Software Must Mask Hardware Volatility From Most Programmers
Despite the programming difficulties, the new level of performance promised by GPUs is undeniably valuable, and HPC-dependent organizations must reap that potential performance in a way that does not disrupt their overall missions. Thus, beyond key pilot projects, many of these organizations will find themselves waiting for the programming obstacles to be overcome before adopting GPUs broadly.
In addition to the exposure of the memory hierarchy detailed above, the uncertainty about the future HPC hardware landscape and software's ability to mask details of that landscape is another considerable obstacle. At the hardware level, GPUs could persist as distinct chips and cores, or GPU cores could be collocated with CPU cores on hybrid sockets, or GPU-core functionality could be subsumed into CPU cores. At the level of the memory hierarchy, compiler, and language, techniques may evolve that enable (subsets of) standard C and Fortran to run efficiently without today's exposure of the memory hierarchy. Each of these plausible scenarios would lead to a different approach for programming whole applications (i.e., those that need functionality beyond that supported by today's GPUs and their compilers).

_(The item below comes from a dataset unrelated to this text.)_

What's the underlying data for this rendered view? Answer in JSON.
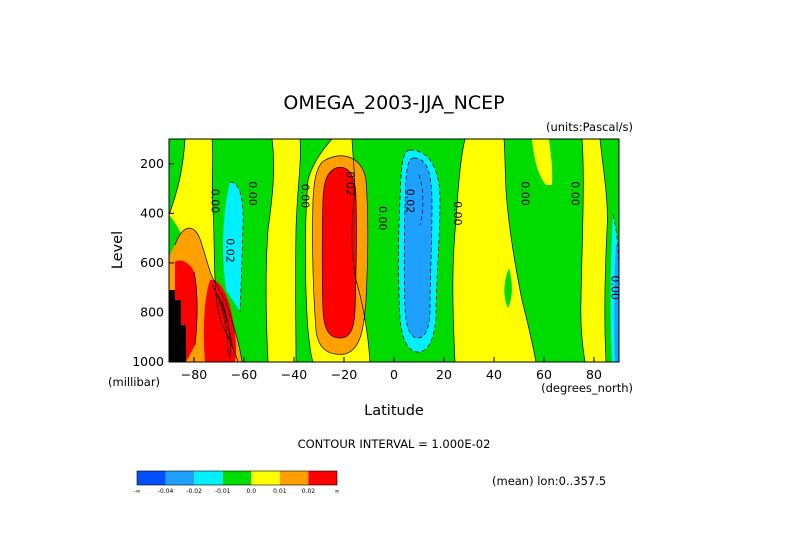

If GPUs persist distinct from CPUs, then the splitting of work between GPUs and CPUs will be an enormous difficulty, as the large granularity needed for GPU computations (to overcome the cost of moving the data) is beyond the state of the art for compiler recognition. Of course, if GPU performance and functionality are subsumed by CPUs, then most of these problems evaporate. For GPUs to be broadly used, software interfaces or platforms must emerge that mask most of this uncertainty from the typical programmer. Those interfaces could be libraries and run-time support that enable a function to be executed on a GPU, if such a version exists, and hide the details of data motion. They could be compilers that prompt a programmer to provide the extra information needed to use the GPU memory hierarchy effectively. Or they could be compilers that do the necessary analysis automatically, or that cleverly map algorithms onto existing libraries of GPU kernels. They could be novel tools for computing on both the CPU and GPU cores simultaneously. Many aspects of the technical issues are not new and have been deeply explored by HPC researchers. Whatever path(s) emerge, most HPC-dependent organizations will expect stability of software interfaces, which in this case applies not only to correctness but also to performance, before making large investments to move more than the first few codes to exploit GPUs.
A constraint sometimes overlooked in the enthusiasm for a new HPC technology (GPUs or otherwise) is that HPC has become vital to many organizations that do not have in-house HPC expertise, in contrast to the traditional market for HPC in government labs and universities. These non-HPC-expert organizations usually depend on software from third parties, sometimes commercial companies and sometimes open-source communities. Since developers of third-party software are usually obsessed by sustainability and are conservative in adoption of new programming methods, even ones that offer productivity benefits, they will need usable, standard interfaces before changing their codes. Of course, the HPC market is not monolithic, and organizations critically dependent on high-end HPC will still take extreme measures to get the maximum absolute performance possible on key applications, going well beyond the level of effort that the bulk of the market will contemplate, and accepting frequent reengineering as the cost of staying at the bleeding edge. But even those organizations will face these issues when considering other than their key applications.
Creating This Software Will Require Investments by HPC-dependent Organizations
Unfortunately, the usable, standard software I just described does not exist today, for the most part. Developing it will require significant investments of money, whether implemented as commercial products or as open-source collaborations, and ultimately HPC-dependent organizations will pay for this development. (See Paradigms for Parallel Computation, by Dan Stanzione et al., for related views.) HPC-dependent organizations that primarily use open-source software tools may want to consider chartering or supporting development projects to address these issues. Organizations that use commercial program development tools will need to make considered early purchases of products that solve these problems in practical, sustainable ways.
However the money is spent, HPC-dependent organizations need to anticipate that a larger fraction of their overall budget will be invested in application development tools than traditionally. Organizations that navigate the adoption of this disruptive technology wisely can expect to have markedly higher delivered performance for less money and power than their competitors.